Popular musical theatre performer in the 1960s and 1970s, who also starred in numerous pantomimes and frequently appeared on television
A popular actor and singer in musical theatre in the 1960s and 1970s, David Morton was born Peter Harold Morton in London.
He made his theatre debut aged 12 with Steffani’s Silver Songsters, a touring variety troupe. Already more than 6ft tall, he was billed as “The tallest boy soprano in captivity”. After his national service, which he spent in the War Office, Morton became a full-time actor working under the stage name of David Morton, appearing with various regional repertory companies until he got his London break in the musical Zuleika, based on Max Beerbohm’s novel, playing the Duke of Dorset, the romantic lead, opposite Diane Cilento, in 1957. The cast also included Patricia Routledge.

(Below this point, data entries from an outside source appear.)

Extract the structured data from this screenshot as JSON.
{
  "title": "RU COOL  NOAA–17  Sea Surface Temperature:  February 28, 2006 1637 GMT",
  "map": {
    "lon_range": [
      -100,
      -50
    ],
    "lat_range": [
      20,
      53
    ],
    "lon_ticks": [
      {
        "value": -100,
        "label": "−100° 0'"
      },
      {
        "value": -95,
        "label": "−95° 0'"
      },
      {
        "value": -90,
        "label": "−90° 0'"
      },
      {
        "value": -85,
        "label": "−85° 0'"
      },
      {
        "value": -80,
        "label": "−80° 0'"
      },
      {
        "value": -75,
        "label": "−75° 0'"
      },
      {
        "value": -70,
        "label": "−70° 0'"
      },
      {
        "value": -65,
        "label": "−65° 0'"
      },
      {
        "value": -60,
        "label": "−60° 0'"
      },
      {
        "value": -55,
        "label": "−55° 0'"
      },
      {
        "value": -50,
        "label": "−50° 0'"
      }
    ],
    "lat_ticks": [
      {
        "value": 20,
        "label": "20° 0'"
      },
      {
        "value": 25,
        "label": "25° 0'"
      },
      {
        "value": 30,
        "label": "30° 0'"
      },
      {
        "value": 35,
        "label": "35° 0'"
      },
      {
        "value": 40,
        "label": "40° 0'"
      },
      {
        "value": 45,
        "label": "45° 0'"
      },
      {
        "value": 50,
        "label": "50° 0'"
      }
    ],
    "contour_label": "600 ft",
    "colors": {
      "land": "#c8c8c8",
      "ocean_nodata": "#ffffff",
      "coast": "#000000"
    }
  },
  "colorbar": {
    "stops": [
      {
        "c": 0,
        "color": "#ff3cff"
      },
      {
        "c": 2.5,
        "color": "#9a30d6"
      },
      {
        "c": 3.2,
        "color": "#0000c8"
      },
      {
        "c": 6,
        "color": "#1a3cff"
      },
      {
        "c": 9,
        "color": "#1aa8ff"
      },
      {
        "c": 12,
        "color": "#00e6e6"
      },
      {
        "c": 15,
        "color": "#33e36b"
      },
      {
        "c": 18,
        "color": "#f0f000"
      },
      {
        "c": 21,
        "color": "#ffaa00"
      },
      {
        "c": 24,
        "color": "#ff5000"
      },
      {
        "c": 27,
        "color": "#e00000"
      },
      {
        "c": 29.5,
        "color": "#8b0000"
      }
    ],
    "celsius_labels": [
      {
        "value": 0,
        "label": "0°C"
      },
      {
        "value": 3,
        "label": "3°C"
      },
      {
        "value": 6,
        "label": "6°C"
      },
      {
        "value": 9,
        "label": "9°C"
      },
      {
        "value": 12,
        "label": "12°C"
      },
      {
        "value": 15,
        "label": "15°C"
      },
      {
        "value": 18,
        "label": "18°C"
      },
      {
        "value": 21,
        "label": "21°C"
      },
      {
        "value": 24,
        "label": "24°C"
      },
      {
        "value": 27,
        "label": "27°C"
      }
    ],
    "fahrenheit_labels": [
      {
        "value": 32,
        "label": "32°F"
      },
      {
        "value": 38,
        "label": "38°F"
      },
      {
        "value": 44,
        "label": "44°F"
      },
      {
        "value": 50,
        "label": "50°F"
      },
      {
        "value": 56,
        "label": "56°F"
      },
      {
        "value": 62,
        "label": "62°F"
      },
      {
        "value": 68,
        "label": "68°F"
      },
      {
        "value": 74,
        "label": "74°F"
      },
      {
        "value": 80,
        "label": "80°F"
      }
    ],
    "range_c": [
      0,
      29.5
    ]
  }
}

He met his future wife, Barbara Robinson, also an actor, in the comedy revue Carry on Laughing, starring Ted Rogers, at Bournemouth Pier Theatre in 1960. They married three years later. Morton went on to enjoy a variety of leading West End musical roles, such as Henry Spofford in the musical Gentlemen Prefer Blondes (1962), Captain Surtees Cook in Robert and Elizabeth (1964), Cornelius Hackl in Hello Dolly (1965), the Rev Rupert Bingham in Oh Clarence (1968), Richard Henry Lee in 1776 (1970), Ferdinand Gadd in Trelawny (1972), and Sir Clamsby Williams in Salad Days (1976).
He was also a panto regular for E&B Productions, known for playing dames. Producer Paul Elliott recalls: “I was fortunate enough to have cast David in many pantomimes for E&B from 1974 onwards. As an Ugly Sister he towered above the other artists, and he was a superb Widow Twankey. He was a terrific actor, with great comedy timing, as well as being a really nice man.” Despite being listed by his agent as “TTFT” – too tall for telly at 6ft 6in – he made many appearances on television, including the 1967 series Uncle Charles with Raymond Huntley and Terence Alexander, Father Brown in 1974 with Kenneth More, and the 1977 TV movie Come Spy With Me with Danny La Rue.
Old age and dementia forced his retirement in the mid-2000s.
Peter Harold Morton, known professionally as David Morton, was born on June 13, 1931, and died on March 23, of Covid-19 complications in hospital in Brighton, aged 88. He is survived by his two children, Gareth and Cluny, and his ex-wife Barbara, who all live in Australia.